ザルツブルク音楽祭 グスタフ・マーラー・ユーゲントオーケストラ コンサート

classingkenji+books2010-09-14

26日の夜は、GMJOのコンサートを聴きに行く。指揮は、ベルベルト・ブロムシュテット。このオーケストラは、16歳から26歳のヨーロッパ市民をメンバーとするユース・オーケストラ。未来のヨーロッパ楽団の担い手たちを集めた卓越したオーケストラで、来日公演したこともある。見たところ、弦楽器を中心に、女性の比率がたいへん高い。
1曲目は、ブラームスのバイオリン協奏曲。ソリストヒラリー・ハーンは技巧的には申し分なく、完璧である意味冷たい演奏を基本に、ときおりさらりとだがルバートを入れてみせる。音は鋭く美しいが、旋律の歌わせ方を含めて、際立った個性がない。しかし今回の曲は、ブラームスの中でも特に古典派的性格の強い曲だから、問題はない。世代的に近いだけに、ときおりオーケストラ団員たちを見回して微笑むなど、心が通うあう様子もみせてくれた。アンコールのバッハ(パルティータから1曲)は、素晴らしかった。しかしこの先少なくとも30年は続くと思われる演奏活動を考えると、どこかで脱皮も必要だろう。休憩時間にはハーンのサイン会があり、私もプログラムにサインをもらってきた。

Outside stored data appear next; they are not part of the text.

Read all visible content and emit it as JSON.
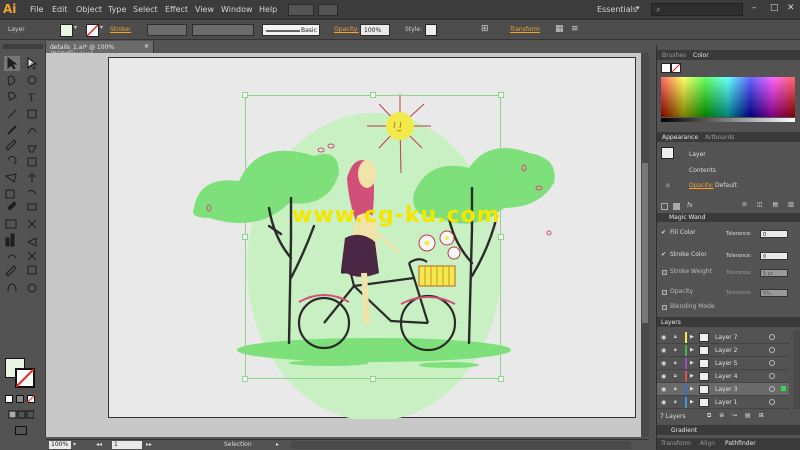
{
  "app": {
    "logo": "Ai"
  },
  "menus": [
    "File",
    "Edit",
    "Object",
    "Type",
    "Select",
    "Effect",
    "View",
    "Window",
    "Help"
  ],
  "workspace": {
    "label": "Essentials"
  },
  "control": {
    "selection_type": "Layer",
    "stroke_label": "Stroke:",
    "brush": "Basic",
    "opacity_label": "Opacity:",
    "opacity_value": "100%",
    "style_label": "Style:",
    "transform_label": "Transform"
  },
  "document": {
    "tab_title": "details_1.ai* @ 100% (RGB/Preview)"
  },
  "status": {
    "zoom": "100%",
    "artboard": "1",
    "tool": "Selection"
  },
  "watermark": "www.cg-ku.com",
  "panels": {
    "color_tabs": {
      "brushes": "Brushes",
      "color": "Color"
    },
    "appearance_tabs": {
      "appearance": "Appearance",
      "artboards": "Artboards"
    },
    "appearance": {
      "target": "Layer",
      "contents": "Contents",
      "opacity_label": "Opacity:",
      "opacity_value": "Default",
      "fx": "fx"
    },
    "magic_wand": {
      "title": "Magic Wand",
      "fill_color": "Fill Color",
      "stroke_color": "Stroke Color",
      "stroke_weight": "Stroke Weight",
      "opacity": "Opacity",
      "blending": "Blending Mode",
      "tolerance_label": "Tolerance:",
      "fill_tol": "0",
      "stroke_tol": "0",
      "weight_tol": "5 pt",
      "opacity_tol": "5%"
    },
    "layers": {
      "title": "Layers",
      "items": [
        "Layer 7",
        "Layer 2",
        "Layer 5",
        "Layer 4",
        "Layer 3",
        "Layer 1"
      ],
      "count": "7 Layers"
    },
    "gradient_title": "Gradient",
    "bottom_tabs": {
      "transform": "Transform",
      "align": "Align",
      "pathfinder": "Pathfinder"
    }
  },
  "colors": {
    "accent": "#f4a233",
    "art_green": "#7de07a",
    "art_pale": "#c9f0c2",
    "sun": "#f2ea4b",
    "hair": "#d1507a"
  }
}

2曲目は、ヒンデミットの「画家マチス」。圧倒的な音量、うねるような弦楽器、全身で歌い上げる木管、鋭い金管など、このオーケストラの力量が十二分に発揮されていた。若い団員たちの情熱をまとめ上げたブロムシュテットの指揮も、見事である。このオーケストラが、ユース・オーケストラでありながら世界の一流オーケストラの一角に入りうることを証明した。
アンコールは、わざわざメンバーを増やして、「ウェーバーの主題による交響的変容」から終曲のマーチ。これまた高揚した文句なしの力演。「画家マチス」とセットで、ぜひレコーディングしてほしいものである。